A new nano host-fungicide, namely zinc hydroxide nitrate–sodium dodecyl sulphate–fluazinam (ZHN–SDS–FZ) was successfully synthesised using an ion exchange method. The intercalation of fluazinam (FZ) in the interlayer gallery of ZHN–SDS was confirmed by PXRD pattern with the basal spacing of 32.7 Å. The FTIR confirmed that FZ exist in the interlayer gallery. The elemental analysis also supported the presence of FZ in the interlayer ZHN–SDS where the percentages of nitrogen, which contributed by FZ was 65.6%. Meanwhile, the percentages of Zn in the nano host-fungicides was estimated to be 11.5%. Furthermore, TGA/DTG pattern showed that the nano host-fungicide ZHN–SDS–FZ has better thermal stability compared to pure FZ. The intercalation of FZ leads to the change of morphology, surface area and also the porosity. The classification of porosity of ZHN–SDS is mesoporous, meanwhile ZHN–SDS–FZ is non-porous. The BET-BJH surface area shows that ZHN–SDS and ZHN–SDS–FZ is of Type IV and Type III respectively. The controlled release of FZ from the ZHN–SDS–FZ nano host showed that phosphate and carbonate solutions yield the higher percentages of release compared to chloride solutions. The controlled release of FZ was found to be governed by a pseudo-second order mechanism for all medium. In this research, FZ can act as a good guest anion to be intercalated in the interlayer ZHN–SDS to be further used in agricultural sector due to the slowest release of FZ in the phosphate, carbonate and chloride solutions as a release medium.

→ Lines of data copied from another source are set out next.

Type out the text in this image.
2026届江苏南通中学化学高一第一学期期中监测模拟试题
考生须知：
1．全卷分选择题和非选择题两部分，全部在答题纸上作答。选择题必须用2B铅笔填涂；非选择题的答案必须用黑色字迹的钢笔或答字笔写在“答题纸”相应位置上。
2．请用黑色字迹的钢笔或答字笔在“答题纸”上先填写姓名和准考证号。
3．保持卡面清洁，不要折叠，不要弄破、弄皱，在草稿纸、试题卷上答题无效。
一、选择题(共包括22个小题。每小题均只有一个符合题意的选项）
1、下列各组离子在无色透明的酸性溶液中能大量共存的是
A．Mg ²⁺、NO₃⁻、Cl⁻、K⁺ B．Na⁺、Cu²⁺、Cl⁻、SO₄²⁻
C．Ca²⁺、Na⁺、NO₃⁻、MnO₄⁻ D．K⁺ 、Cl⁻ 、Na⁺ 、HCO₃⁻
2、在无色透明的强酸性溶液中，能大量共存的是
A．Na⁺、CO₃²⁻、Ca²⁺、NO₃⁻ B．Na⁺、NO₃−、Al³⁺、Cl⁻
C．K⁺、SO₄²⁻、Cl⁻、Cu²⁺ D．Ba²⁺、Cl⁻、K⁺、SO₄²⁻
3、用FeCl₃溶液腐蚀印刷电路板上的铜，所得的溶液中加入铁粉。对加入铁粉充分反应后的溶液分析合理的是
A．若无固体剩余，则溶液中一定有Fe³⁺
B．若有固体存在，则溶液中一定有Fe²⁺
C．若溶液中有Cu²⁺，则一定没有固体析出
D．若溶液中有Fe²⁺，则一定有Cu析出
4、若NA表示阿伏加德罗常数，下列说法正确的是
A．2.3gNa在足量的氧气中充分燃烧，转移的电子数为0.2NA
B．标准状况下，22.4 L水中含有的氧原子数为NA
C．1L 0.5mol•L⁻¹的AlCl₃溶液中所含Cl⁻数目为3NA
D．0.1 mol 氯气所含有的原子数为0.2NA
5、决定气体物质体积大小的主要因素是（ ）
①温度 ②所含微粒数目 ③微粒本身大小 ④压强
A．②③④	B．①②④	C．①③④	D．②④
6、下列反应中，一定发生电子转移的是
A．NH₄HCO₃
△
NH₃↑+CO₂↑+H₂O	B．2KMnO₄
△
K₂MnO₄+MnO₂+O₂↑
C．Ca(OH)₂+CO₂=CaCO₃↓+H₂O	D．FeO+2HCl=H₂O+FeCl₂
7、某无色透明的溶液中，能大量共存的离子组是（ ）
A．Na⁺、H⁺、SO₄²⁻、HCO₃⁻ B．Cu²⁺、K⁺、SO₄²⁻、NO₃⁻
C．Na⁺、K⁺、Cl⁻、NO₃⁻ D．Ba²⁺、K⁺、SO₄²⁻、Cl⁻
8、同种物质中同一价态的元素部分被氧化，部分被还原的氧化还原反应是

使用离子交换法成功地合成了一种新型的纳米主体杀菌剂，即硝酸锌硝酸盐-十二烷基硫酸钠-氟嗪酸（ZHN-SDS-FZ）。ZHN-SDS夹层通道中氟齐南（FZ）的插入通过PXRD图谱确定，基间距为32.7Å。FTIR确认夹层廊中存在FZ。元素分析还支持在夹层ZHN-SDS中存在FZ，其中FZ贡献的氮百分比为65.6％。同时，在纳米主体杀真菌剂中锌的百分比估计为11.5％。此外，TGA / DTG图谱表明，与纯FZ相比，纳米主体杀菌剂ZHN–SDS–FZ具有更好的热稳定性。FZ的插入会导致形貌，表面积和孔隙率的变化。ZHN–SDS的孔隙度分类为中孔，而ZHN–SDS–FZ的孔隙度为无孔。BET-BJH表面积表明ZHN–SDS和ZHN–SDS–FZ分别为IV型和III型。ZHN–SDS–FZ纳米主体对FZ的控制释放表明，与氯化物溶液相比，磷酸盐和碳酸盐溶液的释放百分比更高。发现FZ的受控释放受所有介质的伪二级机制支配。在这项研究中，由于FZ在磷酸盐，碳酸盐和氯化物溶液中作为释放介质的释放最慢，因此FZ可以作为插在层间ZHN-SDS中的良好客体阴离子，进一步用于农业领域。BET-BJH表面积表明ZHN–SDS和ZHN–SDS–FZ分别为IV型和III型。从ZHN–SDS–FZ纳米主体中FZ的受控释放表明，与氯化物溶液相比，磷酸盐和碳酸盐溶液的释放百分比更高。发现FZ的受控释放受所有介质的伪二级机制支配。在这项研究中，由于FZ在磷酸盐，碳酸盐和氯化物溶液中作为释放介质的释放最慢，因此FZ可以作为插在层间ZHN-SDS中的良好客体阴离子，进一步用于农业领域。BET-BJH表面积表明ZHN–SDS和ZHN–SDS–FZ分别为IV型和III型。从ZHN–SDS–FZ纳米主体中FZ的受控释放表明，与氯化物溶液相比，磷酸盐和碳酸盐溶液的释放百分比更高。发现FZ的受控释放受所有介质的伪二级机制支配。在这项研究中，由于FZ在磷酸盐，碳酸盐和氯化物溶液中作为释放介质的释放最慢，因此FZ可以作为插在层间ZHN-SDS中的良好客体阴离子，进一步用于农业领域。发现FZ的受控释放受所有介质的伪二级机制支配。在这项研究中，由于FZ在磷酸盐，碳酸盐和氯化物溶液中作为释放介质的释放最慢，因此FZ可以作为插在层间ZHN-SDS中的良好客体阴离子，进一步用于农业领域。发现FZ的受控释放受所有介质的伪二级机制支配。在这项研究中，由于FZ在磷酸盐，碳酸盐和氯化物溶液中作为释放介质的释放最慢，因此FZ可以作为插在层间ZHN-SDS中的良好客体阴离子，进一步用于农业领域。